All density functional theory calculations, including single-point evaluations, geometry optimizations as well as NEB74 calculations were done with QuantumEspresso66. We use the Perdew-Becke-Ernzerhof (PBE) functional75, core electrons are described by projector augmented-waves (PAW)76,77, the valence monoelectronic states are expanded as plain waves with a maximum kinetic energy of 884 eV (65 Ry). Core electrons are represented by pseudopotentials78 while the valence shell is represented with 4, 6, 13, and 16 electrons for C, O, In, and Pt. We use a dense reciprocal-space mesh, with a maximum spacing of 0.25 Å−1 and Gaussian smearing of 0.1 eV with an SCF convergence criterion of 10−7 eV, to ensure sufficient convergence of gradients, which is essential for training MLFFs. Reference2 used the Vienna Ab initio Simulation Package (VASP). A calculation on the reduced energy barrier for the rate-limiting step shows that QuantumEspresso calculations correlate well with those obtained from VASP (see Supplementary Method 1).


We used the Gaussian Approximation Potential (GAP)15,19 in combination with a double turbo SOAPs79 as our many-body descriptor, with 4 Å and 6 Å cut-offs. To evaluate the potential we use the quippy python interface80,81. A complete list of hyperparameters is included in Supplementary Method 2.


For the dopant section we use MACE18, a higher-order equivariant message-passing neural network. We use two message-passing layers, 256 channels, and equivariant messages of order L = 1. All further settings are tabulated in Supplementary Method 3.

Geometry optimization and NEB calculations

All slabs are centered between 8 Å of vacuum with the lowest two layers (40 atoms) fixed. Relaxations were converged to 0.001 eVÅ-1 and 0.01 eVÅ-1 when using the MLFF and DFT respectively unless explicitly stated otherwise. For NEBs calculations, the convergence criteria were set to 0.01 eVÅ-1 and 0.05 eVÅ-1 respectively.

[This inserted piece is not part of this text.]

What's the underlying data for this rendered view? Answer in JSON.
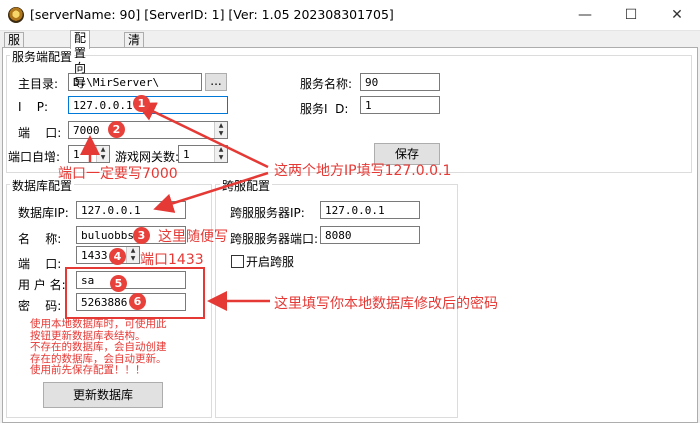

The criteria were set lower for the MLFF due to its smooth potential energy surface and minimal computational cost. All NEBs were calculated using the atomic simulation environment82 using splines and exponential preconditioning83. The initial image guesses were made using the IDPP method84. We use ten and twenty images per NEBs for the oxygen vacancy and reduced surface respectively.

Umbrella sampling

The free energy barriers are obtained using the Colvar85 package in combination with LAMMPS86. We run 110 ps of molecular dynamics for 32 bins along the collective variable, with a 1 fs time step and a spring constant of 75 eVÅ-2 for all temperatures. Starting configurations are taken from the relevant NEB path and allowed to equilibrate for 10 ps. Using umbrella integration87, the samples are mapped to the free energy barrier.


CatKit54 was used to create initial adsorbate structures to start active learning and to initialize the minima-hopping configurations. Here all surface oxygen atoms were explicitly defined.

Active site

We investigate the same active site as Reference2. Specifically the oxygen vacancy on the 110 surfaces of cubic indium oxide, with the lowest formation energy. The vacancy configuration itself has 79 atoms per unit cell.